Not a man in the room spoke.

McVeigh nodded. “I know how you feel. I do myself. But what are we dealing with?

Certainly not local pride. Simply human numbers. If you can save ten here, you let one go there.

Right? All night I’ve been getting appeals from Jeffrey Allison—he’s their chief. I can’t decide alone. You’ll have to help me. We never figured we’d have to salvage Rivet City. It was their job, that they didn’t prepare for. If you sector heads could spare even one person in ten, of every classification, beginning at dawn—?”

A man whom Henry did not know stood up. “I can’t spare a man.
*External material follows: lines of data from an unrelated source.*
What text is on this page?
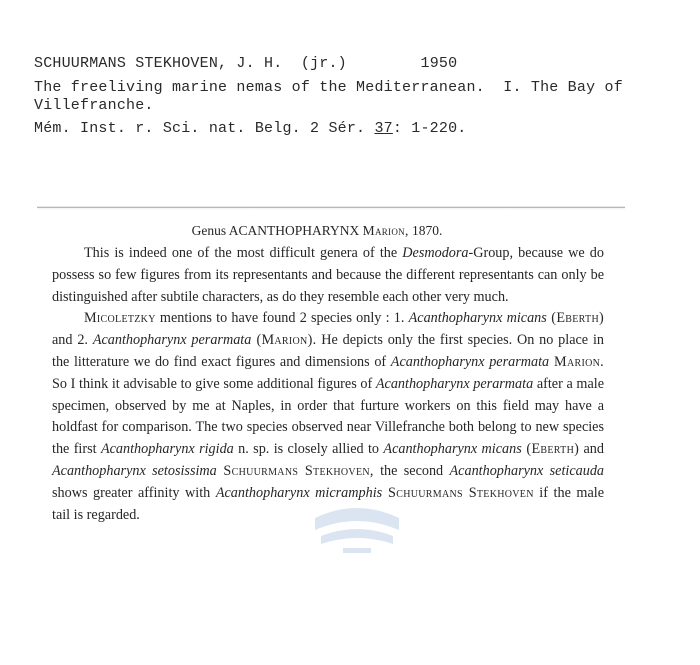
SCHUURMANS STEKHOVEN, J. H. (jr.)	1950
The freeliving marine nemas of the Mediterranean.  I. The Bay of
Villefranche.
Mém. Inst. r. Sci. nat. Belg. 2 Sér. 37: 1-220.
Genus ACANTHOPHARYNX Marion, 1870.

This is indeed one of the most difficult genera of the Desmodora-Group, because we do possess so few figures from its representants and because the different representants can only be distinguished after subtile characters, as do they resemble each other very much.

Micoletzky mentions to have found 2 species only : 1. Acanthopharynx micans (Eberth) and 2. Acanthopharynx perarmata (Marion). He depicts only the first species. On no place in the litterature we do find exact figures and dimensions of Acanthopharynx perarmata Marion. So I think it advisable to give some additional figures of Acanthopharynx perarmata after a male specimen, observed by me at Naples, in order that furture workers on this field may have a holdfast for comparison. The two species observed near Villefranche both belong to new species the first Acanthopharynx rigida n. sp. is closely allied to Acanthopharynx micans (Eberth) and Acanthopharynx setosissima Schuurmans Stekhoven, the second Acanthopharynx seticauda shows greater affinity with Acanthopharynx micramphis Schuurmans Stekhoven if the male tail is regarded.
I can’t spare myself here. I can use ten more for every man and woman I’ve got!”

There was a sound of agreement.

McVeigh studied the faces for a moment. “About fifty thousand people,” he said slowly, “crowded into the ball park. God knows why. Somebody started it—the rest followed. Maybe a third were kids. They filled the field solid; then the bleachers caught fire and the whole mob stampeded. They’re up there, what remains of ’em. Not one doctor. Nothing. That’s how things are all over River City.”